@ Rob In this case performance would take a backseat to correctness.
The big hang-up is being able to tell whether you’re inside a transition, timer, or garden-variety enterFrame listener. From what Walter says in the “Frame loop execution order” thread (which I’d missed!!), it sounds like timers and transitions fire, followed by any user-supplied enterFrame listeners. Presumably the latter dispatch in insertion order.
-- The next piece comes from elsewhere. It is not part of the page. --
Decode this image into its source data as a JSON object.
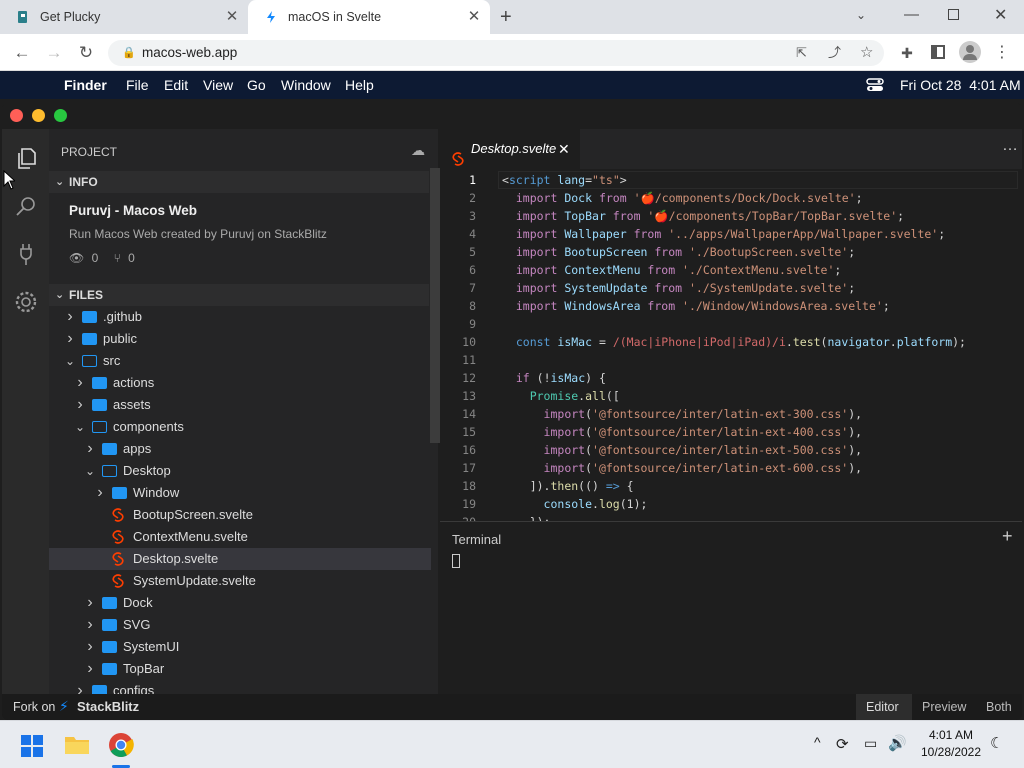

Adding an UpdateID() listener at startup is perfectly reasonable, which could for instance increment an ID each frame starting from 0. The trouble is that the timer and transition listeners are already in line ahead of us, so if we want them to respect the ID we need a split-personality getter:
local ID = -1 -- Master ID: which frame is this? function M.GetFrameID (before\_update) if before\_update then return ID + 1 else return ID end end Runtime:addEventListener("enterFrame", function() ID = ID + 1 end)
This is okay if we’ll only be querying the ID in top-level logic, where we know our circumstances, for instance from the body of a timer, but becomes less flexible when we need it, say, in a function called by that same timer, and would need to propagate this context. This is especially onerous if we’d like our routines to be shared freely among timers, transitions, and enterFrame listeners.
Adding a second enterFrame listener would let us do an “are we in enterFrame?” query, but we then need to take special care to keep all (ID-aware) listeners bookended by this and the ID updater, so it just trades one problem for another. (I guess one could monkey-patch Runtime:addEventListener() to always move this second listener to the end…)
Usage-wise, the idea would be for modules to keep their own copy of the ID and then compare it to the “master” value for consistency. On first request (if any) per frame, the local copy is detected as out of sync; the code in question will resync its local ID, and also do any necessary upkeep at the same time. The actual value of the ID is largely irrelevant; it merely serves to detect changes, so updates need not be every frame and arbitrarily many independent systems can be ID’d.
As a contrived example: In some strategy game every unit, when about to perform an action, calls some GetAvailableMoves() function. The first time this is called on a given frame, it does some hefty work, like performing a bunch of A* searches and such to calculate prospective paths. Further calls, however, can simply return this already-available result. This changes the code shape a bit, so that instead of, say:
-- stuff UpdateAvailableMoves() UpdateUnits() -- more stuff
we would have
-- stuff UpdateUnits() -- UpdateAvailableMoves() called on-demand -- more stuff
Often this is a bit of a wash, but can occasionally simplify a few things. For instance, if we don’t update any unit, we don’t need to add extra handling to not update the available moves. Or we might have different types of units needing different systems.
(All that said, I’m hardly losing sleep over this stuff. I more or less gave up these techniques after failing to pry execution order details out of Mr. Beebe… so it’s been a while. :))
As for how it might be used in the context of the original question:
local my\_id, up\_to local frame\_ms = math.floor(1000 / display.fps) -- might want to err low, say by scaling by .9 or so function TimeLeft () local current = system.getFrameID() local now = system.getTimer() if my\_id ~= current then -- out-of-date? my\_id = current up\_to = now + frame\_ms -- guess about when frame should end -- not so accurate if called later in frame, unfortunately end return math.max(up\_to - now, 0) -- alternatively, and with fewer gotchas: -- return math.max(system.getStartOfFrame() + frame\_ms - now, 0) end -- stuff while TimeLeft() \> 10 do -- still have decent slice left? DoStuff() end
Uff, and that was a lot more writing than I meant to do.